Factory Automation Software and the Changing Role of Workers
On the factory floor, software is reshaping what automation work looks like day to day. The spread of industrial robots—more than half a million units were installed in 2024 alone—means every new machine adds not just mechanical capacity but also new interfaces, alerts, and data streams. Automation is becoming a software problem because workers now rely on dashboards, updates, and data-driven decisions to keep lines running. A line operator might watch vibration and temperature trends, check error logs, and decide whether to intervene immediately or at the next planned stop. The worker closest to the machine becomes a workflow interpreter, translating what factory automation software reports into practical action. That makes software literacy as important as mechanical awareness: recognising a failed update or a suspicious permission change can protect uptime, quality, and safety across an entire line.
New Skills for a Software-Centric Robotics Era
The shift from hardware-centric to software-centric robotics demands new skill sets across both engineering and operations. Robotics software development now requires teams that understand AI models, safety-certified operating systems, and secure connectivity, instead of focusing mainly on mechanical design. At the same time, automation worker training must move beyond traditional robot safety and basic programming to build broad digital fluency. The World Economic Forum’s Future of Jobs Report 2025, based on views from more than 1,000 employers, says 63 percent of employers see skills gaps as a major barrier and that 59 percent of the global workforce may need reskilling or upskilling by 2030. For manufacturers, the goal is not to turn every operator into a programmer but to ensure workers can read dashboards, question defaults, understand what software updates change, and see how the digital layer shapes physical output.

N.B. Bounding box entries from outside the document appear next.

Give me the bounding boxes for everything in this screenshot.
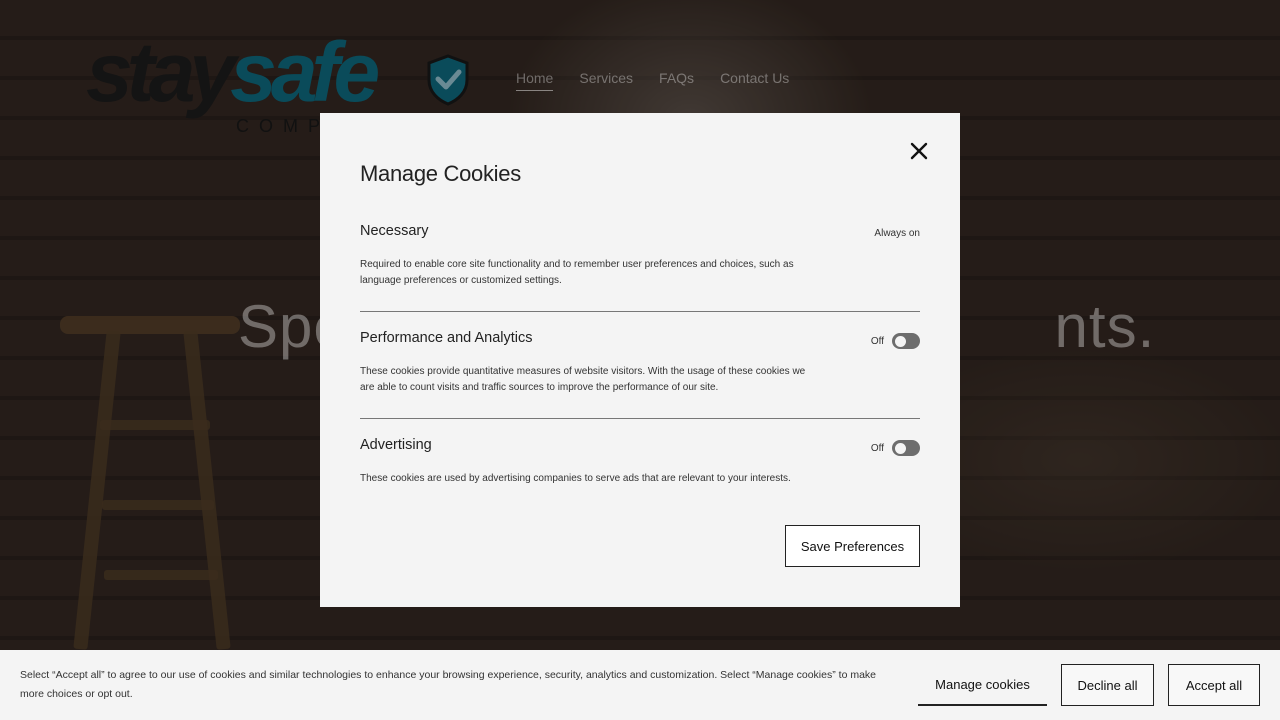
shield-check-icon xyxy=(427,54,469,106)
performance-toggle-group: Off xyxy=(871,333,920,349)
section-divider xyxy=(360,418,920,419)
cookie-consent-bar: Select “Accept all” to agree to our use … xyxy=(0,650,1280,720)
logo-subtext: COMP xyxy=(236,116,330,136)
nav-item-services[interactable]: Services xyxy=(579,70,633,91)
section-description: Required to enable core site functionali… xyxy=(360,259,794,286)
cookie-consent-text: Select “Accept all” to agree to our use … xyxy=(20,669,876,700)
decline-all-button[interactable]: Decline all xyxy=(1061,664,1154,706)
performance-toggle[interactable] xyxy=(892,333,920,349)
logo-text-safe: safe xyxy=(230,25,380,119)
toggle-knob xyxy=(895,442,906,454)
toggle-label: Off xyxy=(870,442,884,454)
main-nav: Home Services FAQs Contact Us xyxy=(516,70,789,91)
section-description: These cookies are used by advertising co… xyxy=(360,473,791,484)
logo-text-stay: stay xyxy=(86,25,236,119)
cookie-section-advertising: Advertising Off These cookies are used b… xyxy=(360,437,920,497)
toggle-label: Off xyxy=(870,335,884,347)
cookie-section-necessary: Necessary Always on Required to enable c… xyxy=(360,223,920,303)
always-on-label: Always on xyxy=(874,228,920,239)
section-divider xyxy=(360,311,920,312)
section-description: These cookies provide quantitative measu… xyxy=(360,366,806,393)
nav-item-faqs[interactable]: FAQs xyxy=(659,70,694,91)
accept-all-button[interactable]: Accept all xyxy=(1168,664,1260,706)
logo-wordmark: staysafe xyxy=(86,22,380,122)
manage-cookies-modal: Manage Cookies Necessary Always on Requi… xyxy=(320,113,960,607)
close-icon[interactable] xyxy=(908,140,930,162)
nav-item-contact-us[interactable]: Contact Us xyxy=(720,70,789,91)
section-title: Advertising xyxy=(360,437,432,453)
cookie-section-performance: Performance and Analytics Off These cook… xyxy=(360,330,920,410)
section-title: Necessary xyxy=(360,223,429,239)
manage-cookies-button[interactable]: Manage cookies xyxy=(918,664,1047,706)
advertising-toggle[interactable] xyxy=(892,440,920,456)
section-title: Performance and Analytics xyxy=(360,330,533,346)
nav-item-home[interactable]: Home xyxy=(516,70,554,91)
advertising-toggle-group: Off xyxy=(871,440,920,456)
toggle-knob xyxy=(895,335,906,347)
modal-title: Manage Cookies xyxy=(360,161,521,186)
save-preferences-button[interactable]: Save Preferences xyxy=(785,525,920,567)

Designing Robotics Architectures Around People and Software
As robots move closer to human co-workers, robotics architecture design must account for people as much as processors. Systems are increasingly deployed alongside humans, with more than four in five developers in the QNX study reporting that their robots already operate in shared environments. That raises the stakes for predictable real-time behavior, cybersecurity, and clear human-machine interfaces. In practice, a good architecture now spans edge controllers, secure operating systems, cloud analytics, and worker-facing dashboards. It must balance deterministic control with the adaptability of AI and data services. For manufacturing and logistics leaders, this means treating software—not hardware—as the core strategic asset. Investment decisions, hiring plans, and automation worker training all need to reflect that robotics success will depend on integrated, well-architected software systems and teams who understand how to operate and improve them over time.